Now, being married to a writer has its challenges. I speak of course on behalf of The Husband. I often wake at 3 or 4 a.m. and shout – ‘Quick! Write this down!’ as a key idea or feature often jumps into my head at this time. He never grumbles, but simply reaches for a notebook and pen (or iPad) and I dictate to him for a few minutes. I then fall straight back to sleep, but apparently he lays there for quite a while, wondering if I will jumping up again any time soon… Similarly, I wake at 5.45 every day and leap from our bed with a thought that needs to get tip tapped onto my screen.
My brain seems to be at it’s most fertile in the wee small hours and as dawn breaks, I have woken with whole books in my head or great characters or sometimes it is simply an image, a sliver of life that I want to capture. Some you will be familiar with, i.e the final peg scene in ‘What Have I Done?’ And the Barcelona scene in ‘A Little Love.’
We have a little ritual The Husband and I, we have our first coffee of the day, toe to toe on the sofa and I tell him all about my dreams, ideas and musings of the previous night. I always ask him what he dreamed of and he replies every time with ‘I can’t remember.’ This makes me feel very sad, as my dream life is something I treasure and nurture and I know my life would be a lot less rich without it.

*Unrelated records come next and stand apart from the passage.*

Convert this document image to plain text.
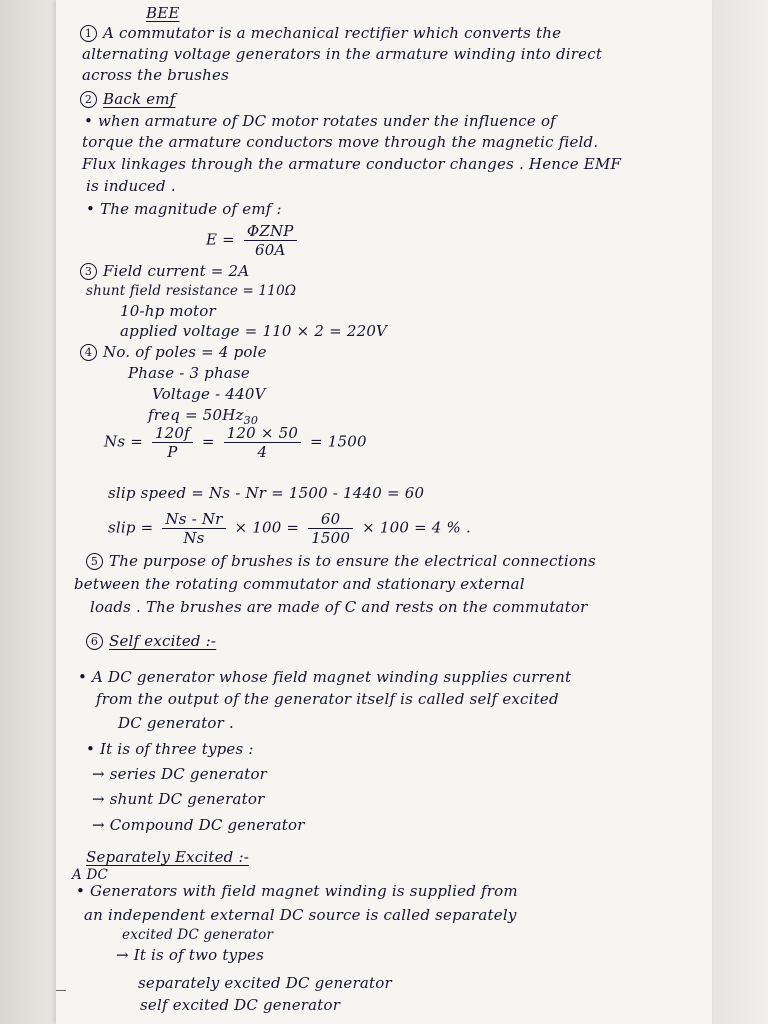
BEE
1 A commutator is a mechanical rectifier which converts the
alternating voltage generators in the armature winding into direct
across the brushes
2 Back emf
• when armature of DC motor rotates under the influence of
torque the armature conductors move through the magnetic field.
Flux linkages through the armature conductor changes . Hence EMF
is induced .
• The magnitude of emf :
$E = \frac{\text{ΦZNP}}{60A}$
3 Field current = 2A
shunt field resistance = 110Ω
10-hp motor
applied voltage = 110 × 2 = 220V
4 No. of poles = 4 pole
Phase - 3 phase
Voltage - 440V
freq = 50Hz
$Ns = \frac{120f}{P}$ =
30
120 × 50
4
= 1500
slip speed = Ns - Nr = 1500 - 1440 = 60
slip = $\frac{Ns - Nr}{Ns} \times 100 = \frac{60}{1500} \times 100 = 4$ % .
5 The purpose of brushes is to ensure the electrical connections
between the rotating commutator and stationary external
loads . The brushes are made of C and rests on the commutator
6 Self excited :-
• A DC generator whose field magnet winding supplies current
from the output of the generator itself is called self excited
DC generator .
• It is of three types :
→ series DC generator
→ shunt DC generator
→ Compound DC generator
Separately Excited :-
A DC
• Generators with field magnet winding is supplied from
an independent external DC source is called separately
excited DC generator
→ It is of two types
separately excited DC generator
self excited DC generator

Well, JOY UPON JOY! This morning, as we sat toe to toe on the sofa, The Husband grinned at me and said, ‘for the first time in years, I am happy to report that I remember some of my dream!’
‘Yeeeeha!’ I shouted, a breakthrough indeed, ‘what did you dream?’
I sat forward eagerly cupping my coffee to my chest, wanting to hear the detail. He coughed and smiled, ‘I dreamt I was getting a token for the car park.’ …I’m still dumfounded, it’s taken years of patient coaxing and THAT is the best he can do? Jheesh.
Our house is still in the grips of the nasty virus – it’s been nearly ten days and I am only just starting to feel more human. I feel like Sleeping Beauty after a finger prick – I want to sleep 24/7. One of our boys has it and is smack bang in the middle of his exams, I feel so sorry for him. He is finding it impossible to revise and has zero energy – the worst timing possible. Luckily the motto in our house is, ‘they are only exams, and they don’t matter.’ We’ve never thought that academic qualifications are a measure of how clever someone is. Maybe we’re a bit odd in that respect, but I have infinite admiration for anyone that can make something out of wood, but someone that has a First – meh…
I have been writing like crazy and I am loving the novel that I am working on. This one comes out early 2015 and is quite possibly my most explosive in terms of punching you in the gut and taking you on a journey. I think it will be controversial but gripping and as ever, the main character Jessica is someone you will carry in your heart and your head. Oh dear, tearing up as I think of what Jessica is going through. Poor little love.
Don’t know if I have told you this before, but when I write something particularly harrowing (as I have in many of my novels i.e Dot saying goodbye in Clover’s Child and Poppy realising Martin has been taken in Poppy Day) I can’t leave the page like that over night as I can’t bear to think of my characters left like that without knowing what is happening next. I get around this by finishing off the paragraph with something like ‘and they all went to the beach and had a lovely picnic in the sunshine!’ or ‘she found herself in a lovely little seaside café having afternoon tea!’ just so they have a nice time and then in the morning I delete the line and carry on… is that bonkers? Probably.
Right – sun is shining through the window and I have a wedding to attend, not literally you understand otherwise I’d look a bit silly turning up in my pyjamas and my bunny ear headband!